LV: There's an Adam Grant podcast. He talks about integrators — people who don't mind blurring the boundary between work and home. In contrast, segmenters have a strong desire to separate business and personal life. I think that as an entrepreneur, it's much easier if you're an integrator. The flexibility you get from being an integrator and being your own boss is great. However, the trade-off is being pulled in a lot of directions and maybe finding it harder to fully switch off.
I think as an employee, even though I had environments that were supportive and encouraging, it wasn’t the same level of autonomy or locus of control. I do miss being part of a bigger workplace. I miss the ambient social interactions and social group. But as a business owner I have this very nice feeling that it’s OK to fully be myself.
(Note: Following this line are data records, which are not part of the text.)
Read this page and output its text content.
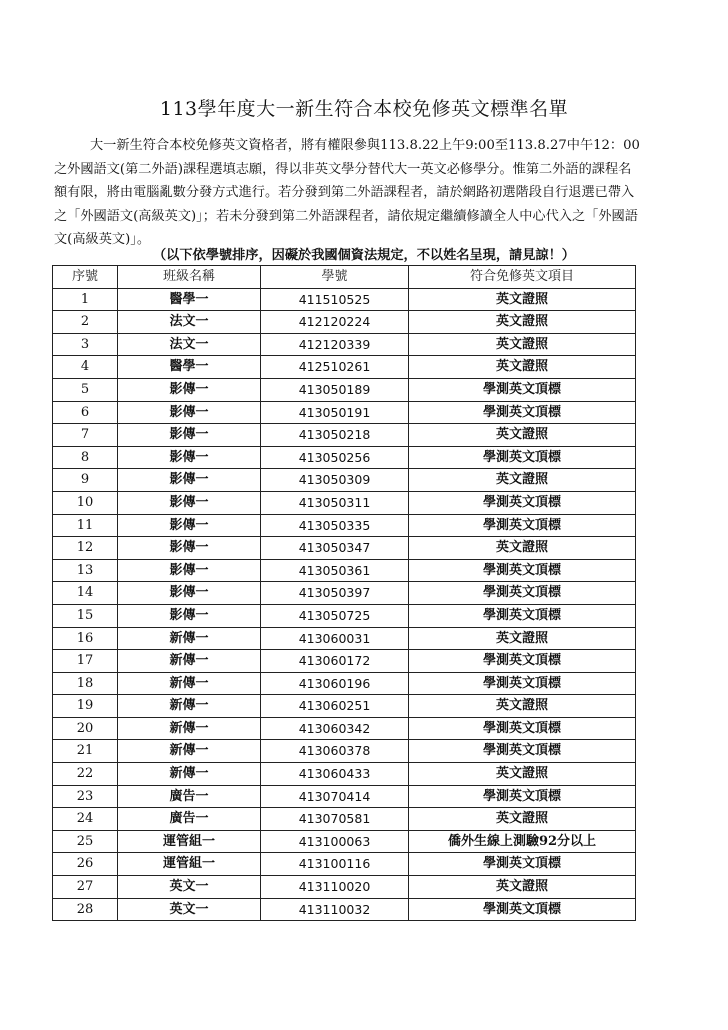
113學年度大一新生符合本校免修英文標準名單
大一新生符合本校免修英文資格者，將有權限參與113.8.22上午9:00至113.8.27中午12：00之外國語文(第二外語)課程選填志願，得以非英文學分替代大一英文必修學分。惟第二外語的課程名額有限，將由電腦亂數分發方式進行。若分發到第二外語課程者，請於網路初選階段自行退選已帶入之「外國語文(高級英文)」；若未分發到第二外語課程者，請依規定繼續修讀全人中心代入之「外國語文(高級英文)」。
（以下依學號排序，因礙於我國個資法規定，不以姓名呈現，請見諒！）
序號	班級名稱	學號	符合免修英文項目
1	醫學一	411510525	英文證照
2	法文一	412120224	英文證照
3	法文一	412120339	英文證照
4	醫學一	412510261	英文證照
5	影傳一	413050189	學測英文頂標
6	影傳一	413050191	學測英文頂標
7	影傳一	413050218	英文證照
8	影傳一	413050256	學測英文頂標
9	影傳一	413050309	英文證照
10	影傳一	413050311	學測英文頂標
11	影傳一	413050335	學測英文頂標
12	影傳一	413050347	英文證照
13	影傳一	413050361	學測英文頂標
14	影傳一	413050397	學測英文頂標
15	影傳一	413050725	學測英文頂標
16	新傳一	413060031	英文證照
17	新傳一	413060172	學測英文頂標
18	新傳一	413060196	學測英文頂標
19	新傳一	413060251	英文證照
20	新傳一	413060342	學測英文頂標
21	新傳一	413060378	學測英文頂標
22	新傳一	413060433	英文證照
23	廣告一	413070414	學測英文頂標
24	廣告一	413070581	英文證照
25	運管組一	413100063	僑外生線上測驗92分以上
26	運管組一	413100116	學測英文頂標
27	英文一	413110020	英文證照
28	英文一	413110032	學測英文頂標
I love how Linn straddles the space between intentionality and go-with-the-flow. She is so thoughtful about the fundamentals of her business, from branding to growth to how it contributes to broader society. But she blends that with an openness to seeing how the world unfolds, and taking the opportunities as they present themselves. It’s an enviable mindset for both running a business and raising children.
Workomics Staff Picks
A round-up of some ideas we bounced around in October:
We were curious to read about Shopify issuing a memo discouraging staff from having side hustles. Many small businesses (including ours) enthusiastically encourage side businesses and passion projects. At the right scale, they give people real-world experience building something, provide fresh perspectives, and help to insulate from burn-out. But as organizations grow, it becomes increasingly difficult to have consistent definitions of what’s okay and what’s not, and you can see how some side hustles start to crowd out people’s day jobs.
We spent some time talking about this LinkedIn Post about hiring babysitters. It’s good advice for parents with young kids who have the means to afford it. But it is also interesting how she designs the role to be as attractive as possible to potential babysitters: “I want everyone to feel that working for our family is the best deal they've ever had.” Compare that mindset with how many roles are designed in a typical business environment!
A few of us went to see Amy Edmondson speak at Rotman about her new book, The Right Kind of Wrong. She walked us through her typology of failure (simple, complex, and intelligent) and was a super-captivating speaker. This HBR interview is a nice intro to the ideas she shared; I’m looking forward to reading the whole book!
Meanwhile, this morning I shipped a pirate and a Spartan warrior off to school for a day of Halloween hi-jinx, with much anticipation for an evening of trick-or-treating ahead. Wishing everyone a spooky Halloween!
In comradeship,
S.
Organizations who join 1% For the Planet commit to donating 1% of annual top-line revenue towards environmental work.
B, or Benefit Corporations have a corporate governance structure that is accountable to all stakeholders (not just shareholders) and go through a certification process that assesses their social and environmental performance.
In Canada, parental and maternity benefits are administered through the Employment Insurance (EI) program. If you own more than a 40% stake in a business, you are not required to participate in the program, and are ineligible for regular benefits due to job loss. The government does operate a program whereby you can register and opt in to paying premiums; if you’ve registered and started paying in at least 12 months beforehand, business owners are typically eligible for “special benefits” including parental, caregiver, and sickness benefits. If you register and receive special benefits you are required to continue contributing EI as long as your business remains operational. For owners of corporations, it is often not financially advantageous to participate in such a program, compared to the alternative of paying yourself from retained earnings during a leave.